Review: Thermacheck fleeces from Lands’ End

Lands’ End’s Thermacheck, Heavenly and Dream fleeces come in different weights for different purposes. Thermacheck 100 gloves

In my recent Lands’ End splurge, I also splashed out on a few of their Thermacheck fleeces, simply to see what they were like. 

These gloves are in Thermacheck 100, the firm’s finest fleece. This fleece roughly equates to a microfleece in thickness – only some 1 or 2mm – and its useful properties include a featherlight weight and the fact that items can be easily rolled up and stuffed in a pocket or backpack. These gloves are half the bulk of my regular fleece gloves from other companies, so they go easily into a small pocket, and can also be used as glove liners under bigger gloves. The beanie I bought is so thin it can be tucked up a sleeve. Garments made from Thermacheck 100 are good for indoor wear in winter, or an extra layer of a summer evening. 


This parka is in Thermacheck 2, which roughly equates to the same weight as the firm’s stretch fleece, but is smoother, less bulky and far less plushy. It gives a lot of warmth without weight and makes great indoor/outdoor garments for cold weather. 

The Thermacheck 300 fleece is the firm’s warmest fleece, reserved for just one outdoor jacket in the range, and for the half-lining and hood lining of the Insulated Squall Parka. This offers serious warmth for tough winter temperatures. 

The Heavenly Fleece is quite a different animal – a fluffy fleece for indoor wear.

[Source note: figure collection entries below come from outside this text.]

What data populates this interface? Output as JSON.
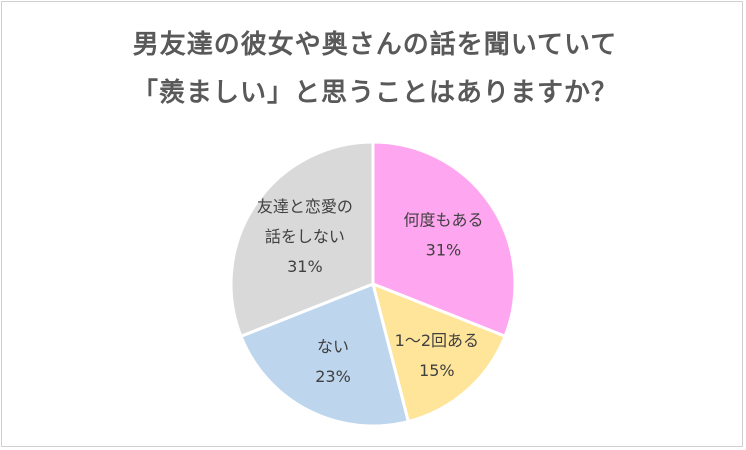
{
  "chart_data": {
    "type": "pie",
    "title_lines": [
      "男友達の彼女や奥さんの話を聞いていて",
      "「羨ましい」と思うことはありますか？"
    ],
    "categories": [
      "何度もある",
      "1〜2回ある",
      "ない",
      "友達と恋愛の話をしない"
    ],
    "label_lines": [
      [
        "何度もある"
      ],
      [
        "1〜2回ある"
      ],
      [
        "ない"
      ],
      [
        "友達と恋愛の",
        "話をしない"
      ]
    ],
    "values": [
      31,
      15,
      23,
      31
    ],
    "value_labels": [
      "31%",
      "15%",
      "23%",
      "31%"
    ],
    "colors": [
      "#ffa6f0",
      "#ffe59a",
      "#bdd6ee",
      "#d9d9d9"
    ],
    "start_angle_deg": 0,
    "direction": "clockwise"
  }
}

I ordered a scarf in this fleece but was rather disapointed with the handle of it, having found much softer ones in France and so I won’t be ordering this again.  

The firm also does a ‘Cosy fleece’, which is a layer of stretch fleece bonded to an inner Heavenly fleece. I haven’t seen these, but would guess they’re somehting like similar garments made by Regatta, and probably very useful. 

Overall, for indoor wear I personally prefer the plushy Stretch fleece, and for outdoor wear, the Thermachecks are more windproof.